Since the earliest days, humankind has pondered the end of the world. We’ve imagined messianic judgment days, cataclysmic comets, hyperspace bypasses, and Mega Maids. Here are a few apocalyptic scenarios from recent popular culture, how they might happen, and how likely they are to occur.
1. Subterranean Apocalypse
Some existential threats are waiting quietly beneath the surface of the planet, as we learned in Tremors, Gears of War, and the 2002 dragon apocalypse film, Reign of Fire. Is it possible that lurking horrors are underfoot, slumbering or tunneling, waiting for the right moment to strike?
Probably not. But there’s still a lot going on down there. For example, xenophyophores are extremophiles that live at the bottom of the ocean, to include the Mariana Trench, which is 6.6 miles below sea level. While it’s unlikely that these four-inch, single-celled organisms will rise up and enslave humanity, they do have a Wolverine-like resilience. The pressure in the Mariana Trench is eight tons per square inch.
The deepest land creature is 1.23 miles beneath the planet’s surface. Plutomurus ortobalaganensis was discovered eating decaying matter in the Krubera-Voronja cave in Abkhazia, according to Terrestrial Arthropod Reviews, which is an actual publication. But unlike its locust brethren in Gear of War, plutomurus ortobalaganensis is eyeless, giving humans an advantage in the inevitable conflict.

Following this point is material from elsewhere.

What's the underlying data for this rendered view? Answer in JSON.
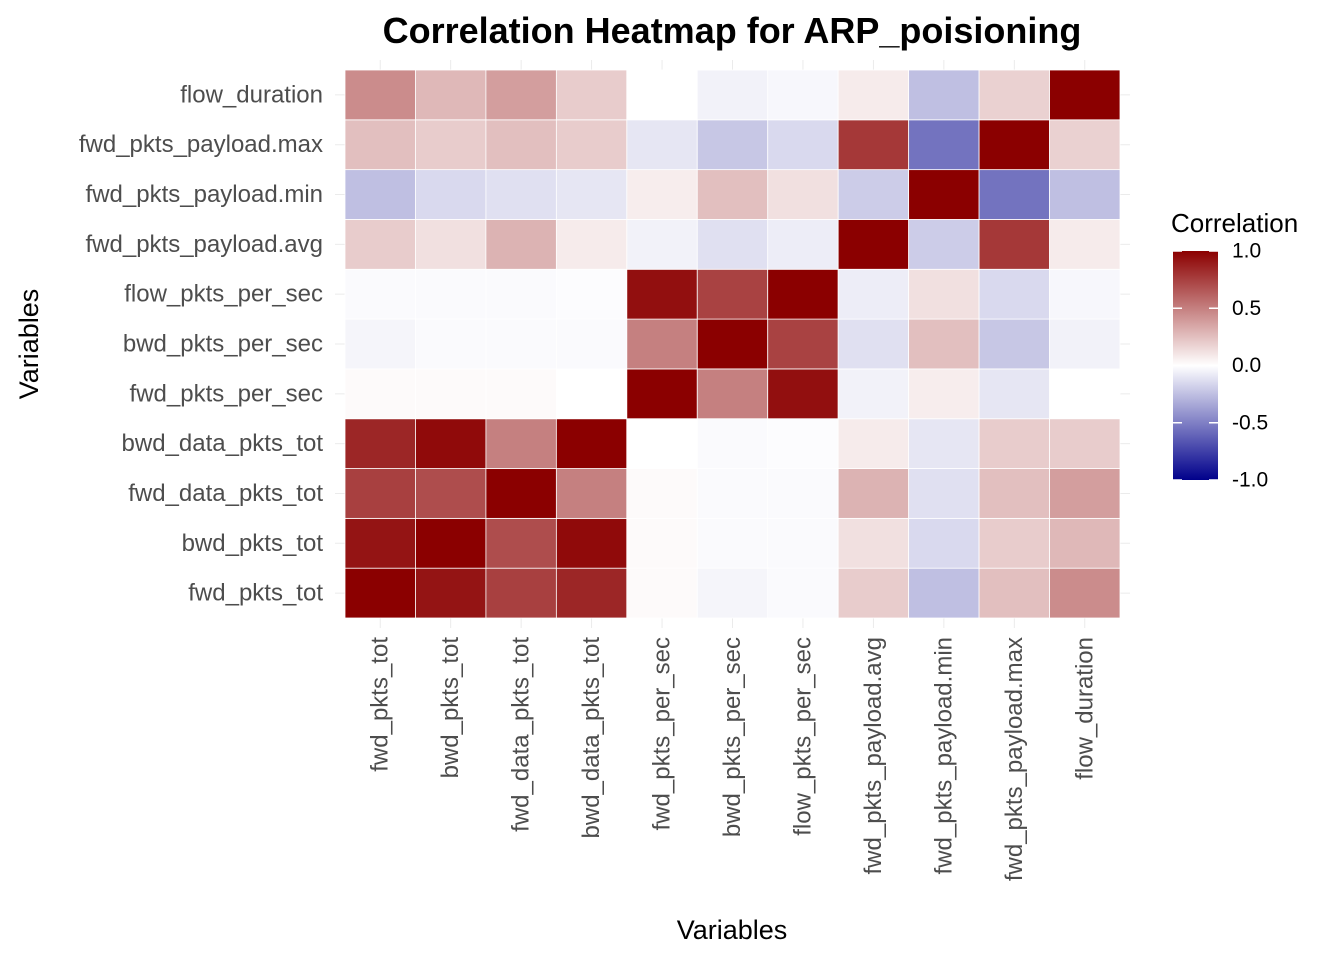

(Lest we become complacent, the Los Angeles Times reported on January 29, 1934, that Lizard People might once have lived in catacombs hundreds of feet beneath the city. It is unclear where they are today.)
2. Alien Apocalypse
If there’s one thing Independence Day taught us, it’s that Bill Pullman can give a pretty stirring speech. If there’s a second thing the movie taught us, it’s that when extraterrestrials come, they won’t be looking for Reese’s Pieces. In 1960, astrophysicist Frank Drake estimated the requirements for detecting alien civilizations in the Milky Way. The Drake Equation examines such things as the rate of star formation, the number of planetary systems with life-sustaining worlds, and the number of those worlds that eventually produce life. Although the number is conjecture at best, Drake estimated that there are between 1,000 and 100,000,000 extraterrestrial civilizations in our galaxy.
They can’t all be Vulcans out there. What would happen if aliens found Earth? According to Stephen Hawking, the best model we have for the discovery of Earth is what happened when Europeans discovered the New World. “We only have to look at ourselves to see how intelligent life might develop into something we wouldn’t want to meet. I imagine they might exist in massive ships, having used up all the resources from their home planet. Such advanced aliens would perhaps become nomads, looking to conquer and colonize whatever planets they can reach.”
Presently, the Voyager 1 space probe is approaching the heliopause, where solar winds give way to interstellar winds. It will be the first manmade object to leave the Solar System and enter interstellar space. (It’s traveled 11.1 billion miles so far; it moves at 38,000 miles per hour. Its battery will allow for data transmission back to Earth until around 2030, but inertia will keep it moving through space until the crack of doom.) The probe will be like a signal flare to the rest of the universe. And considering the mind-boggling technology required for galactic exploration, at best we’re insects to our alien overlords. (Hail Skroob.) At worst, we’re dinner.